Mio padre nacque nel 1939 in una borgata di montagna, da piccolo si costruiva da solo gli zoccoli di legno. Sposò una bella ragazza di campagna con gli occhi azzurri e un fisico da Lollobrigida. Nel '68 avevano due bimbi e lui lavorava come un matto in fabbrica per pagare i debiti del prestito che gli aveva fatto uno zio d'America. Nel '73 mia mamma prese la patente, pensando che fossero finite le grandi manovre, dopo essersi occupata di casa, bimbi, suoceri, orto, galline e conigli. Aveva voglia di indipendenza e di respiro, voleva trovare un lavoro fuori casa. Ed ecco che arrivo io, piccola bionda e tanto carina, a guastare la festa. E si ricomincia con i pannolini...

Ora capirete che i miei genitori non hanno avuto modo di dedicarsi alla lotta studentesca, tanto più che in un paesino di provincia gli anni caldi potevano essere tiepidi, per bene che andasse. Non sono andati a Woodstock, chi era Bob Dylan lo hanno scoperto tardi, non partecipavano alle manifestazioni in piazza.

Insomma, quello che voglio dire è che né papà né mamma hanno mai fumato una canna. Quindi se sui giornali si insinua l'ipotesi che un povero ragazzo sia morto ucciso da uno spinello, corriamo il serio rischio che ci credano.
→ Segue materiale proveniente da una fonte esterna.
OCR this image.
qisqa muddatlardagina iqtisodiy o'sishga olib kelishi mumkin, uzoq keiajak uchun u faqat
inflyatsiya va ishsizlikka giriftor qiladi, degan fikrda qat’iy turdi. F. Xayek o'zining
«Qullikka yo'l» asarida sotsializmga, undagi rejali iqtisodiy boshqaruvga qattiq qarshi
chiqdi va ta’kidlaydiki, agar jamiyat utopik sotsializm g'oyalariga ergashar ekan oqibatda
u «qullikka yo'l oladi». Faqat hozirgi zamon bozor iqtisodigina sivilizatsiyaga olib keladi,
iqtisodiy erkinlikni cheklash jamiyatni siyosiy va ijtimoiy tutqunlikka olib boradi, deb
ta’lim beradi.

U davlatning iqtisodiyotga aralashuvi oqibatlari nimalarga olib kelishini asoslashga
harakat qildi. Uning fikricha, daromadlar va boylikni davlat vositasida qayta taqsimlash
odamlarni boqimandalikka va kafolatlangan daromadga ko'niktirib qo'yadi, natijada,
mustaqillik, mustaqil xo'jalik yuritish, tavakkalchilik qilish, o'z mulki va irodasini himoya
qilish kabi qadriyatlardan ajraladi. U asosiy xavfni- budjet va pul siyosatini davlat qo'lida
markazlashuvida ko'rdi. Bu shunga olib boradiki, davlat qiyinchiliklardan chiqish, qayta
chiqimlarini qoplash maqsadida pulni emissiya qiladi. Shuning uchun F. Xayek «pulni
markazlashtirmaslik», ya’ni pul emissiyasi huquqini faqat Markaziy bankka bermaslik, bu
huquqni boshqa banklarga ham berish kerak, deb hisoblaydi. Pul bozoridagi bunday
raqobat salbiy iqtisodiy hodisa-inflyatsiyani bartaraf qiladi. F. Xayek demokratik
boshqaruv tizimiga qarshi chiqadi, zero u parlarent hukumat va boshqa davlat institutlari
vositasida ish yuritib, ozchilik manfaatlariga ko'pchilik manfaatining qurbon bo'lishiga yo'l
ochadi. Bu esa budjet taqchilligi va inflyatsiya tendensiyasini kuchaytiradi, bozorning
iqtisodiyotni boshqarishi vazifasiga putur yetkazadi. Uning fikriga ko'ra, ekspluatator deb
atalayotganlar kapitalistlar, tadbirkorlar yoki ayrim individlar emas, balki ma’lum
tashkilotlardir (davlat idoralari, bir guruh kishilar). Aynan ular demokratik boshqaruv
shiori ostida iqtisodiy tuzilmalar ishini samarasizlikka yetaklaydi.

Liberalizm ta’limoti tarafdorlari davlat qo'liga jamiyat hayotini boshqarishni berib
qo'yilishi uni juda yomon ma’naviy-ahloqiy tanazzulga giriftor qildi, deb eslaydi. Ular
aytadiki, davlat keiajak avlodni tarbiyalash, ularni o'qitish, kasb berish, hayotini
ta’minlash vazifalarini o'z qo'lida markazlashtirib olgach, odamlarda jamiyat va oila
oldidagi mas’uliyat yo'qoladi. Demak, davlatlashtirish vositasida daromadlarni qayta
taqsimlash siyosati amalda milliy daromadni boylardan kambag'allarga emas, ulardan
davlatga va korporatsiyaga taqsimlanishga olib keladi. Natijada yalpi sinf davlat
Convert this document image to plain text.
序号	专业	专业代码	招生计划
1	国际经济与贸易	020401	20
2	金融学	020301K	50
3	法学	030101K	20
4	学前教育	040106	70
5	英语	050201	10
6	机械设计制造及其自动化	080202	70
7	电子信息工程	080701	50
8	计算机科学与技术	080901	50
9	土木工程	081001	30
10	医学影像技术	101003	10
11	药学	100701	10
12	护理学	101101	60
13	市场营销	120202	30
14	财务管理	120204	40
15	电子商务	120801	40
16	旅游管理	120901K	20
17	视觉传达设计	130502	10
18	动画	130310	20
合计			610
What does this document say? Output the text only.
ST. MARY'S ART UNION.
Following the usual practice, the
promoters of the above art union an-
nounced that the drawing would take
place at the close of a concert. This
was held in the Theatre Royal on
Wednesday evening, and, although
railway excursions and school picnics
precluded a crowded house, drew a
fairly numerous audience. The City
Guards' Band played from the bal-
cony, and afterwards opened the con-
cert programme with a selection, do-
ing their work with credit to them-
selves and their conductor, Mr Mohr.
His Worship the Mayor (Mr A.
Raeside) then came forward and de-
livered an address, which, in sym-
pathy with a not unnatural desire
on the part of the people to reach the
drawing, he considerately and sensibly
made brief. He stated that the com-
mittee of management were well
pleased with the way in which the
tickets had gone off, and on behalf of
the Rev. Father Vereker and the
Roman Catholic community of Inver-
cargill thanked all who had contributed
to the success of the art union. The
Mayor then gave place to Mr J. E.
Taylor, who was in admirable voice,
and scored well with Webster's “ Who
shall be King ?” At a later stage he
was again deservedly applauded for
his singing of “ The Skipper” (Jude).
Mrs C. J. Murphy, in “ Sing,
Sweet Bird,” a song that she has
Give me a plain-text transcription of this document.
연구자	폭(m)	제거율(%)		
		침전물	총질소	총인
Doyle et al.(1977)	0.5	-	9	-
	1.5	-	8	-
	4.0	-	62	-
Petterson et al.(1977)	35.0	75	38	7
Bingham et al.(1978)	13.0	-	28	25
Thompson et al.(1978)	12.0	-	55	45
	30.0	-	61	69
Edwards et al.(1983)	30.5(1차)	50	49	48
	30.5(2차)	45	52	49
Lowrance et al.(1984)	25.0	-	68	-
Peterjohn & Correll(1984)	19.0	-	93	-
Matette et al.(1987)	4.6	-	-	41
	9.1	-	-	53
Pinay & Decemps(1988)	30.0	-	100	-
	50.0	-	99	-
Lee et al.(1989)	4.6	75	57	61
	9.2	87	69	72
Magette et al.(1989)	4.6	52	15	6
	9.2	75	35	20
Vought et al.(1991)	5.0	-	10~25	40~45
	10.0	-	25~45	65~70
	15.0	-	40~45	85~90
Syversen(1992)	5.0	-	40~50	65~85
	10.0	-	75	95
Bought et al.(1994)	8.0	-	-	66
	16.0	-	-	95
Come loro ne conosco altri, non tantissimi per la verità, che non hanno avuto nessun tipo di esperienza diretta o indiretta con l'argomento e quindi sono facili prede di terrorismi disinformativi. Alziamo la soglia, abbassiamo la soglia, vediamo un po' come bisogna fare, ma nel frattempo non diciamo stupidaggini.